Note: support to encode\decode JPEG-LS streams with RST markers is part of the ISO standard, but not implemented by CharLS (never requested). -
Use another more recent JPEG algorithm. These new algorithms are designed to leverage the capabilities of modern hardware.
- JPEG XS: released in 2018 and designed for visual lossless encoding of video streams.
- JPEG XL: replacement for the “classic” JPEG algorithm provides a lossless mode. File format is stable, but docs are not yet released as an official ISO standard. Free open-source implementation is available.
jpeg.org has more info about these algorithms.
Notes:
- JPEG-LS color images (RGB) could be encoded\decoded with 3 threads at the same time.
- Jpeg-LS part 2 defines a reversible color space conversion. This would be a good example of an algorithm that could be executed on a GPU.
- The default build of CharLS targets a “common” x86\x64 CPU. If the hardware is known, some additional compiler optimizations can be enabled.
Thanks very much. In a pinch, your suggestion #2 would work for us. Although, it might be easier to split the original image horizontally (i.e. 10 images of 5320 x 460 instead of 532x4600).

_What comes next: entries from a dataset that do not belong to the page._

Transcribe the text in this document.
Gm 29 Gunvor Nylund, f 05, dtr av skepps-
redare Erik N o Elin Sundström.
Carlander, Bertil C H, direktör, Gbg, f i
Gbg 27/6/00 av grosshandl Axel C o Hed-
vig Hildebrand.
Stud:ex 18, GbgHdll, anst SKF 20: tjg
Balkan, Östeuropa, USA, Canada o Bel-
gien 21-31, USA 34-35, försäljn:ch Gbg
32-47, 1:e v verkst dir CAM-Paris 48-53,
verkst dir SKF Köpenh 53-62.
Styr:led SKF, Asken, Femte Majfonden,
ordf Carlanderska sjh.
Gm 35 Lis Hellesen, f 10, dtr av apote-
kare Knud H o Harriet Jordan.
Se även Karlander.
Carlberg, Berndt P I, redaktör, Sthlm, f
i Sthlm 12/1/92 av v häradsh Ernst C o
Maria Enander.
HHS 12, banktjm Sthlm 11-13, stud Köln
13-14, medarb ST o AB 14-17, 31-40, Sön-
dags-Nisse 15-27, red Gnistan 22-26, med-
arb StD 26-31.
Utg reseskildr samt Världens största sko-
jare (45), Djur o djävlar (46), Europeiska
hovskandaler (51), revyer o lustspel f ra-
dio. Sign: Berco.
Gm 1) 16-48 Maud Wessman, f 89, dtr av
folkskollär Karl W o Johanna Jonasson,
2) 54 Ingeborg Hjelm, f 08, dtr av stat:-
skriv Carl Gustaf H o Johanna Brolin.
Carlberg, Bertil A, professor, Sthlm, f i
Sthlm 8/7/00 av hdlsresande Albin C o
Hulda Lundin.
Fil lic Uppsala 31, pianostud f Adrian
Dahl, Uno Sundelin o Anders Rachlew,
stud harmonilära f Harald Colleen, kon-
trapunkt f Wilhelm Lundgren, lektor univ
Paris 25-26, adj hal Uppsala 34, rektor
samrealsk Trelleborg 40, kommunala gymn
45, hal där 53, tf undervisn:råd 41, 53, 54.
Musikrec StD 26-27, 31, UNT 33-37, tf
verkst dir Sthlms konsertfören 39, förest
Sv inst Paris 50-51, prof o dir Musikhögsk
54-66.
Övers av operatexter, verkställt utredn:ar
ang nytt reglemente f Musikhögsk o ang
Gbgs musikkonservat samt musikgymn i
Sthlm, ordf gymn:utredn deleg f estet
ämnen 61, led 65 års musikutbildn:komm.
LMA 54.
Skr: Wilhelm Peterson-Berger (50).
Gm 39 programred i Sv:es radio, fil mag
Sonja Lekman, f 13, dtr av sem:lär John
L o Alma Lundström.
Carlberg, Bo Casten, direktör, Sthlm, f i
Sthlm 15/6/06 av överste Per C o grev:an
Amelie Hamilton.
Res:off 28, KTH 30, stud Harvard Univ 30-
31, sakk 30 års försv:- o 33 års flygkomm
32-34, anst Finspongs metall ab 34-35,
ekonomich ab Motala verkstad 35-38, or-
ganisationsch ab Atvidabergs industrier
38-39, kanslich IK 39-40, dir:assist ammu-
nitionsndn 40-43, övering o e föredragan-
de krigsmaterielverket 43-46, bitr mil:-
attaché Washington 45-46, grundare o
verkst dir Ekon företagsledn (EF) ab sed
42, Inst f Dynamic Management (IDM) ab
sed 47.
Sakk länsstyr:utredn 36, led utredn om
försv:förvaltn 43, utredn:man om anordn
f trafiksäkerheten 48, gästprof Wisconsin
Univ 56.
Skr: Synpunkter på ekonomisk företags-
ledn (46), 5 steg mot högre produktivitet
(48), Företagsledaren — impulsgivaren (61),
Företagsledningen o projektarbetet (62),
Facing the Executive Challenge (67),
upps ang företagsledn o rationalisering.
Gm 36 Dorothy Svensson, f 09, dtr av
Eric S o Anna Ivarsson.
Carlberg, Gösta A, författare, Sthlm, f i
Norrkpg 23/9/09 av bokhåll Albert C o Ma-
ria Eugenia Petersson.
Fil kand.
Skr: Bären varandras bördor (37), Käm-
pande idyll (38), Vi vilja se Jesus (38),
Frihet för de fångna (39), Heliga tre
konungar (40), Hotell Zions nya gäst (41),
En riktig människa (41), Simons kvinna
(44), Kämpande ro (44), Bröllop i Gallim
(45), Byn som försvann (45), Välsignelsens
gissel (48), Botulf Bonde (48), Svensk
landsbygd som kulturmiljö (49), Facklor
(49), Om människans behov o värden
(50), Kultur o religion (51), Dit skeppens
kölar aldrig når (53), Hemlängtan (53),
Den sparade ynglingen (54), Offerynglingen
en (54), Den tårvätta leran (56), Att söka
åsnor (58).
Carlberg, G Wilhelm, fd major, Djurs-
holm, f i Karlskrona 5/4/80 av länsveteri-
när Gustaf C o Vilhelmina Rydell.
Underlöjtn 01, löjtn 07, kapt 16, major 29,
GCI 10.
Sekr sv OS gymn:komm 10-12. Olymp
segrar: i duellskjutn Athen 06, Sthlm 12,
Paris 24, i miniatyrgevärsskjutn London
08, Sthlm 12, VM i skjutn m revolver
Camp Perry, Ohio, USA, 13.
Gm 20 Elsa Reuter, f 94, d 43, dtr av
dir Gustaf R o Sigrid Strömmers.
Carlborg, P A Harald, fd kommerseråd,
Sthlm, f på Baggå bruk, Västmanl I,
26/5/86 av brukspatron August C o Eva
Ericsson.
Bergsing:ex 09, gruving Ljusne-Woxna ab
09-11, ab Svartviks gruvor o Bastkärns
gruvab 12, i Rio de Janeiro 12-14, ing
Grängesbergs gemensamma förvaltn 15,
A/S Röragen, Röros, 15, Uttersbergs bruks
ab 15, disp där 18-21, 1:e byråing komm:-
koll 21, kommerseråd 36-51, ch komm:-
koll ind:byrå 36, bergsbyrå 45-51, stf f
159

JPEG XS sounds very interesting, and may be more what we need. I did a quick search, and could not find a reference C++ implementation that I could easily compile. If you know of one, can you provide a link?
Again, thanks very much.
The ISO organization sells reference software (ISO/IEC 21122-5), I don't know how usable that reference software is.
There are patents involved with JPEX-XS (www.jpegxs.com), which makes creating an open source implementation difficult. The companies behind JPEG-XS also have SDKs, perhaps they offer an evaluation version.